The previous Fenland Laureate, Elaine Ewart, has a blog at flightfeather.wordpress.com Well worth having a perusal of.
Couple of weeks later and I was persuaded to be part of the judging team at a poetry at one of Peterborough’s Academies. In the thirty years since I left Stanground Comprehensive I’ve not had many reason’s to pass through the portals of any secondary schools, so when I was offered the chance to have a look around the Academy to while away some time I thought I would. Dance Studio. Recording Studio. Computer suite with sixty machines. I think our school had a photograph of a computer…Times do change. The competitors were pupils in the Academy and were split between rappers and more traditional poets. So not easy to judge, and the book I mentioned in the February blog post (Poets Ranked by Beard Weight) was of no use what-so-ever. The best thing about the slam was that it had been organised by the pupils themselves and that is encouraging.
On Good Friday I performed a poem as part of the City Centre inter-denominational service. When I’d been initially asked I thought I could probably write something about Hot Cross Buns, but then, when working on that I started to wonder about Judas. Did he have free-will? If he didn’t, and Jesus’ crucifixion is supposed to be part of some plan, then Judas doesn’t deserve his place at the lowest point of Hell in Dante’s Inferno.
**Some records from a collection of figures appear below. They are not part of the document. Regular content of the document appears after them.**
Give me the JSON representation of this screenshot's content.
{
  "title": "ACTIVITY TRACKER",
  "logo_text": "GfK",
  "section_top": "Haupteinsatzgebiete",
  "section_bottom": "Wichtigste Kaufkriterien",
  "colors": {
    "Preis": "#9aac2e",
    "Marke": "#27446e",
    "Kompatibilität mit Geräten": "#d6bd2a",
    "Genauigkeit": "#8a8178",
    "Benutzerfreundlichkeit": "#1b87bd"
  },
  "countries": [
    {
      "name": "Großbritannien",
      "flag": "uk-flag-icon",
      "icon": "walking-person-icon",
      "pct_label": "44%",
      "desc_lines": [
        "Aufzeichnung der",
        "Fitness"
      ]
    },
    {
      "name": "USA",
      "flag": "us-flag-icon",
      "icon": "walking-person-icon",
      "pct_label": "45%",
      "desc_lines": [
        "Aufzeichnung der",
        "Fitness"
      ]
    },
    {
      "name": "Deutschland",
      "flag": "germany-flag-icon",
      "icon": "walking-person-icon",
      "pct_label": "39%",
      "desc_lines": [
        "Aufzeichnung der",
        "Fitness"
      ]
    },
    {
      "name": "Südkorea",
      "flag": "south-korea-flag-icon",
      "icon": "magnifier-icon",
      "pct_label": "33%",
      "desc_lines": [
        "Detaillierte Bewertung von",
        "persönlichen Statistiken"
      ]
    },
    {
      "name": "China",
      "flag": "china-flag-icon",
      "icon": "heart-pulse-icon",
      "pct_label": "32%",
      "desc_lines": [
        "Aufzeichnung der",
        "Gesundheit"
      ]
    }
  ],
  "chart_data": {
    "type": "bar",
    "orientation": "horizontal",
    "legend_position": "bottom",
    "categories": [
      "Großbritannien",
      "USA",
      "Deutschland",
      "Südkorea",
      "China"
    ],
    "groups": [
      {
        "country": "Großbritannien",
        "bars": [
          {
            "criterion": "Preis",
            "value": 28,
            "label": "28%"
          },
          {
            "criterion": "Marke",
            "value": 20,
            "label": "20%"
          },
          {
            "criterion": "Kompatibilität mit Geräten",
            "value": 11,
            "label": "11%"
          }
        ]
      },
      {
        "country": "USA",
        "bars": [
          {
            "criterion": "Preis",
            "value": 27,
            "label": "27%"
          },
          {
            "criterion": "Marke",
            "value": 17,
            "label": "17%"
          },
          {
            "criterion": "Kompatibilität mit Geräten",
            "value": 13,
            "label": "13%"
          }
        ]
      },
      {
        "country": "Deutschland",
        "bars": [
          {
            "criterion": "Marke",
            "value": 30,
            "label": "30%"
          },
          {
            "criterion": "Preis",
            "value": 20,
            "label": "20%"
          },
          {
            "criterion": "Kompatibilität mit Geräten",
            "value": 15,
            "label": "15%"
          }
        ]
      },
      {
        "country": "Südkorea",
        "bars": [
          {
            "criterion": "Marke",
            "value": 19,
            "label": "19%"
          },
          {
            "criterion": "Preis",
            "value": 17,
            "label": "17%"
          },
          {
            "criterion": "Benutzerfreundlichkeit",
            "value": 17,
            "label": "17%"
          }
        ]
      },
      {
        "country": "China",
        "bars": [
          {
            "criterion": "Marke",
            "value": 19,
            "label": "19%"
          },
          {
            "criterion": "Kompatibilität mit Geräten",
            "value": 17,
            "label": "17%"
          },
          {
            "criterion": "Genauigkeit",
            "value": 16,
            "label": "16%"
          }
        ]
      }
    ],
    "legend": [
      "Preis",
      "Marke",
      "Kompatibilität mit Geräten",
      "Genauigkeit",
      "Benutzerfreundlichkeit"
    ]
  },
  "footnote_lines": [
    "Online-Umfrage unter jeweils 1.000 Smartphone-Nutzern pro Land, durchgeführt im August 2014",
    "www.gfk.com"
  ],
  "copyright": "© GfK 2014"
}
If he did have free-will, what might have happened if Jesus hadn’t been crucified? I raised these points with the minister who’d invited me to take part and he was able to provide me with some theological pointers and point out that that wasn’t what they wanted in my poem and could I do something about Jesus’ cry on the cross of “My God, my God, why have you forsaken me…”
Which I did and people seemed happy with, which isn’t bad for an agnostic like me.
Then the next day was the Find Me Keep Me give-away day that I’d mentioned in my last blog. As well as the Poetry A-Team there were art teams, craft teams, a music team and a theatre team. In the run up we’d scratched our collective noggins as to how we were going to give poetry away. One idea was to produce poetry beer mats so we could include a poetry pub crawl as part of our activities. Then we thought about sticking poems to old postcards and putting them into books in charity shops. A third idea was for a limited number of t-shirts, each with a poem on. As we’d have the poems, we thought we’d produce a poster featuring all six poems from each of the six poets as a limited edition anthology. Last idea was for a poetry lucky dip, just a decorated box that people could reach their hands into and to take a poem.
Ok, due to problems with timings with printers some of those ideas didn’t happen (but still could in the near future). I certainly spotted a couple of people with the poetry posters (A1 sized, decorated by members of the art teams) and the poetry lucky dip proved popular, though apparently one person returned their poem as they didn’t think it was suitable. My favourite though were the poetry postcards in the charity shops, as people will be continuing to find these for weeks, if not months, as the books are slowly bought.